Tighter regulations are needed to stop food scandals

I’ve always adored eating McDonald's ever since I was a small child. My parents only let me go once in a while, telling me that it would make me fat, but I loved it nonetheless. I loved the friendliness of it – the red and yellow decor, the beaming life-size figure of Ronald McDonald at the entrance, and most of all, the food. 

I was very shocked to hear about McDonald’s use of tainted meat in some of its food products in Hong Kong. The meat was imported from the Shanghai Husi Food company, a food manufacturer that is based on the mainland. The scandal was made worse after a Chinese news agency released video footage of factory workers picking food off the floor to add to the mix. McDonald’s Hong Kong’s integrity was further called into question due to its initial denial of the scandal when it was questioned by both the Centre for Food Safety and the media. Following the more recent gutter oil scare, action needs to be taken to ensure the public feel they can eat safely in Hong Kong.

McDonald’s Hong Kong states on its website that it ensures its food is hygienic and safe to consume through “rigorous supervision at every step of the procedure”. In particular it uses the Hazard Analysis and Critical Control Point (HACCP) programme to eliminate all food safety hazards. Given that McDonald’s claim to have such stringent standards for hygiene and safety, it is shocking that meat past its expiration date was found to be used in its products.

The cause of this scandal can be derived from statements made by David McDonald, the president of OSI Group (the parent company of Husi). In a press conference, he said he “simply couldn’t understand … why these things took place”. But this begs the question: did McDonald’s Hong Kong and other companies involved in the scandal, not know what was going on? Is McDonald’s Hong Kong telling the whole truth when it claims to supervise every step of the food production procedure?

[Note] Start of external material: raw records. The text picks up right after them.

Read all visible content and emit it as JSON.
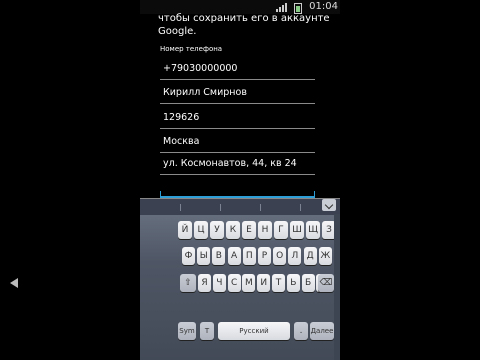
{
  "status": {
    "time": "01:04"
  },
  "form": {
    "intro": "чтобы сохранить его в аккаунте Google.",
    "phone_label": "Номер телефона",
    "phone": "+79030000000",
    "name": "Кирилл Смирнов",
    "zip": "129626",
    "city": "Москва",
    "street": "ул. Космонавтов, 44, кв 24"
  },
  "keyboard": {
    "row1": [
      "Й",
      "Ц",
      "У",
      "К",
      "Е",
      "Н",
      "Г",
      "Ш",
      "Щ",
      "З",
      "Х"
    ],
    "row2": [
      "Ф",
      "Ы",
      "В",
      "А",
      "П",
      "Р",
      "О",
      "Л",
      "Д",
      "Ж",
      "Э"
    ],
    "row3": [
      "Я",
      "Ч",
      "С",
      "М",
      "И",
      "Т",
      "Ь",
      "Б",
      "Ю"
    ],
    "symbols_label": "Sym",
    "mode_label": "T",
    "space_label": "Русский",
    "dot_label": ".",
    "next_label": "Далее"
  }
}
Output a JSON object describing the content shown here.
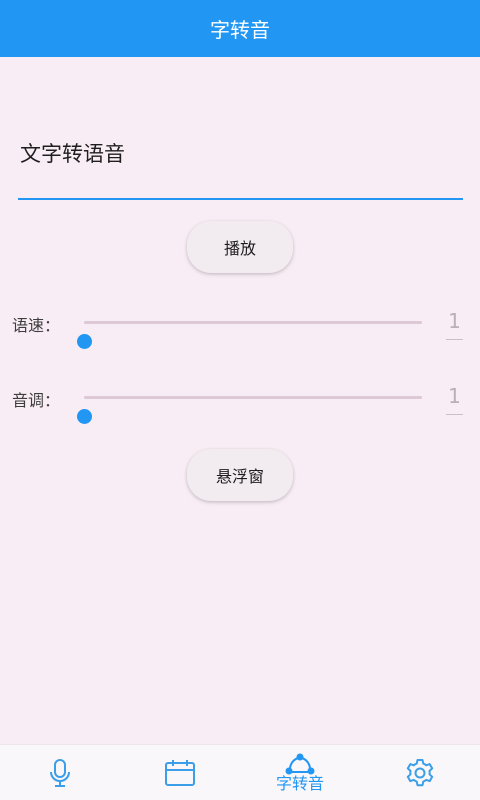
{
  "appbar": {
    "title": "字转音"
  },
  "editor": {
    "text": "文字转语音"
  },
  "buttons": {
    "play": "播放",
    "float_window": "悬浮窗"
  },
  "sliders": [
    {
      "label": "语速：",
      "value": "1",
      "fraction": 0
    },
    {
      "label": "音调：",
      "value": "1",
      "fraction": 0
    }
  ],
  "bottom_nav": {
    "items": [
      {
        "icon": "microphone-icon",
        "label": ""
      },
      {
        "icon": "calendar-icon",
        "label": ""
      },
      {
        "icon": "share-nodes-icon",
        "label": "字转音",
        "active": true
      },
      {
        "icon": "gear-icon",
        "label": ""
      }
    ]
  },
  "colors": {
    "primary": "#2196f3",
    "background": "#f9edf5",
    "icon_inactive": "#3b9ee8"
  }
}
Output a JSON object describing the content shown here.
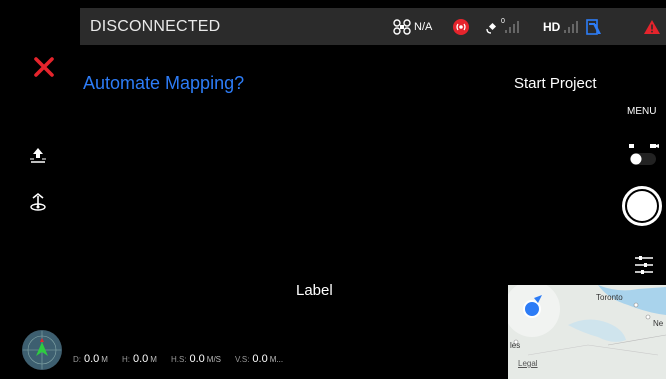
{
  "status": {
    "connection": "DISCONNECTED"
  },
  "topbar": {
    "gps_value": "N/A",
    "satellite_count": "0",
    "hd_label": "HD"
  },
  "main": {
    "title": "Automate Mapping?",
    "start_project_label": "Start Project",
    "menu_label": "MENU",
    "center_label": "Label"
  },
  "telemetry": {
    "distance": {
      "key": "D:",
      "value": "0.0",
      "unit": "M"
    },
    "height": {
      "key": "H:",
      "value": "0.0",
      "unit": "M"
    },
    "h_speed": {
      "key": "H.S:",
      "value": "0.0",
      "unit": "M/S"
    },
    "v_speed": {
      "key": "V.S:",
      "value": "0.0",
      "unit": "M..."
    }
  },
  "map": {
    "city_1": "Toronto",
    "city_2": "Ne",
    "city_3": "les",
    "legal": "Legal"
  },
  "colors": {
    "accent_blue": "#2d7cf6",
    "close_red": "#e5242c",
    "warning_red": "#e5242c"
  }
}
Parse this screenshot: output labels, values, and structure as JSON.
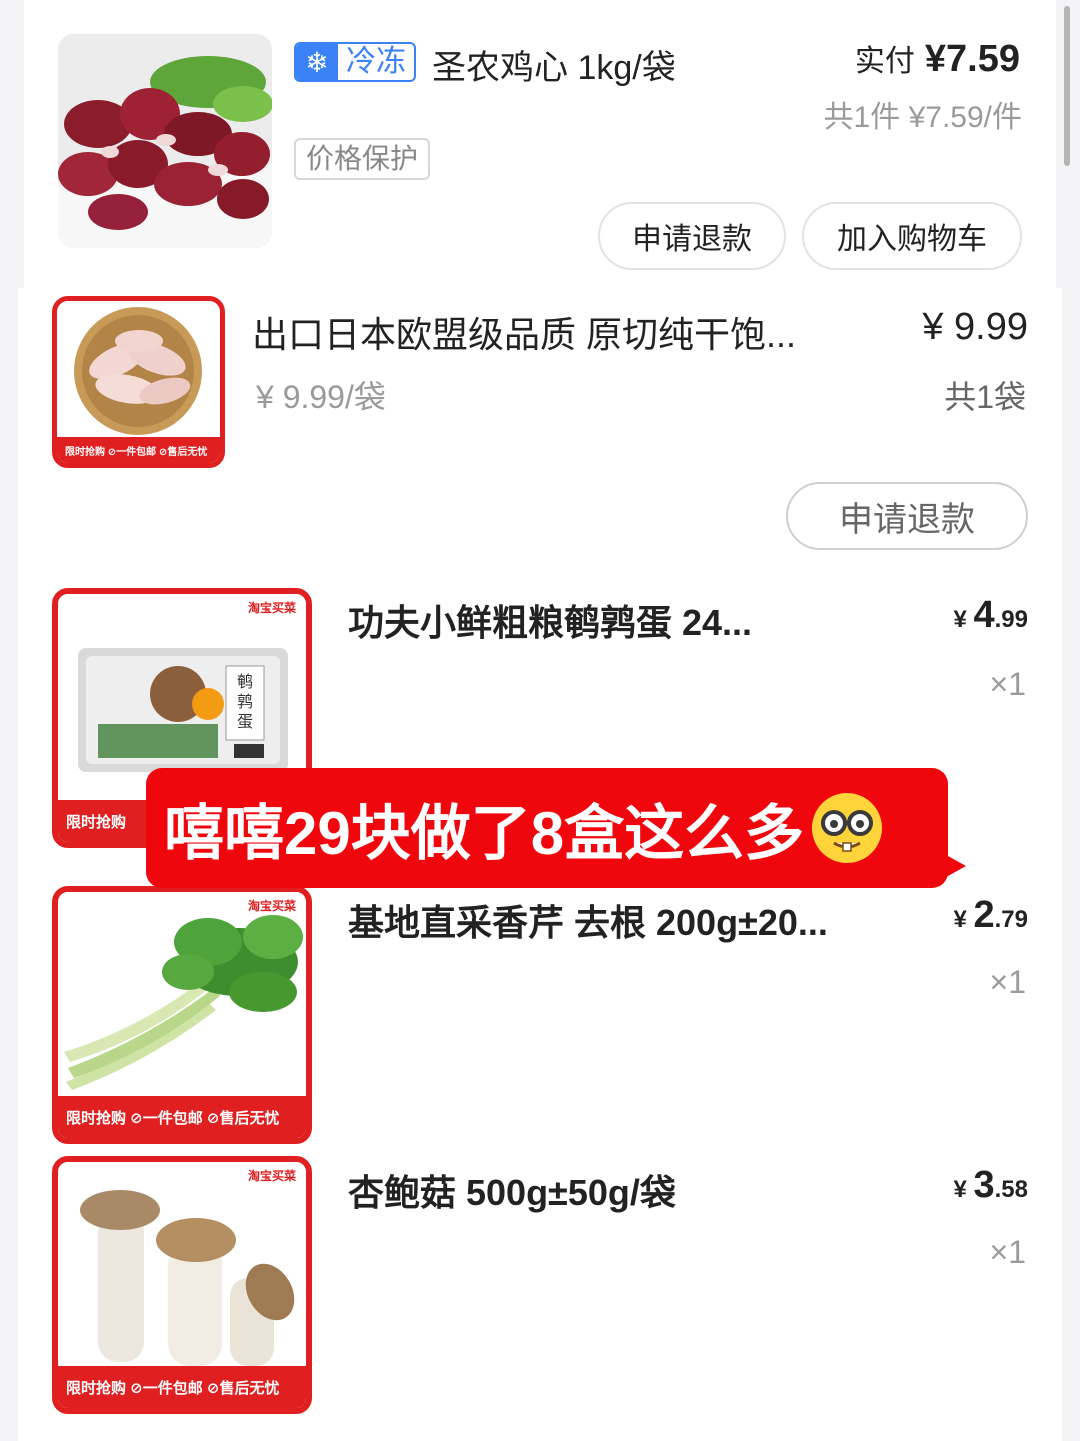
{
  "products": [
    {
      "tag_icon": "snowflake-icon",
      "tag_label": "冷冻",
      "title": "圣农鸡心 1kg/袋",
      "paid_label": "实付",
      "paid_amount": "¥7.59",
      "per_unit": "共1件 ¥7.59/件",
      "badge": "价格保护",
      "buttons": [
        "申请退款",
        "加入购物车"
      ]
    },
    {
      "title": "出口日本欧盟级品质 原切纯干饱...",
      "price": "¥ 9.99",
      "unit_price": "¥ 9.99/袋",
      "count": "共1袋",
      "button": "申请退款",
      "promo": "限时抢购  ⊘一件包邮 ⊘售后无忧"
    },
    {
      "title": "功夫小鲜粗粮鹌鹑蛋 24...",
      "price_symbol": "¥",
      "price_int": "4",
      "price_dec": ".99",
      "qty": "×1",
      "store": "淘宝买菜",
      "promo": "限时抢购"
    },
    {
      "title": "基地直采香芹 去根 200g±20...",
      "price_symbol": "¥",
      "price_int": "2",
      "price_dec": ".79",
      "qty": "×1",
      "store": "淘宝买菜",
      "promo": "限时抢购  ⊘一件包邮 ⊘售后无忧"
    },
    {
      "title": "杏鲍菇 500g±50g/袋",
      "price_symbol": "¥",
      "price_int": "3",
      "price_dec": ".58",
      "qty": "×1",
      "store": "淘宝买菜",
      "promo": "限时抢购  ⊘一件包邮 ⊘售后无忧"
    }
  ],
  "overlay_caption": "嘻嘻29块做了8盒这么多",
  "overlay_emoji": "nerd-face-emoji",
  "egg_box_label": "鹌鹑蛋",
  "colors": {
    "accent_red": "#e02020",
    "frozen_blue": "#3b82f6",
    "caption_red": "#f0070e"
  }
}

To prevent similar incidents from occurring, the government should not only tighten laws on food production but also enforce these laws by regularly collecting food samples for inspection. Simple visual inspections are insufficient to determine whether food is safe for consumption, especially when it comes to pre-cooked products, as signs of spoilage are not immediately obvious. 

Tighter regulations are needed for imported foods in particular. It is difficult to ensure that the laws on food safety in other countries are adequate and enforced, especially in less developed nations. Thus, companies should have to obtain permits or licenses before being able to import cooked food. Violations of such regulations should be taken seriously, and no leniency should be given to any business, including multinationals.

Food corporations also have a social responsibility to act on their word. This involves not only upholding high health and safety standards but also increasing transparency by constantly releasing up-to-date details about their food production methods and the sources of their ingredients to the public. 

Personally, I’ve avoided McDonalds since the first reports of tainted meat. Hopefully the company will learn from its mistakes and rebuild its trust with the public, including me, so that I will once again love McDonalds as much as I did when I was young.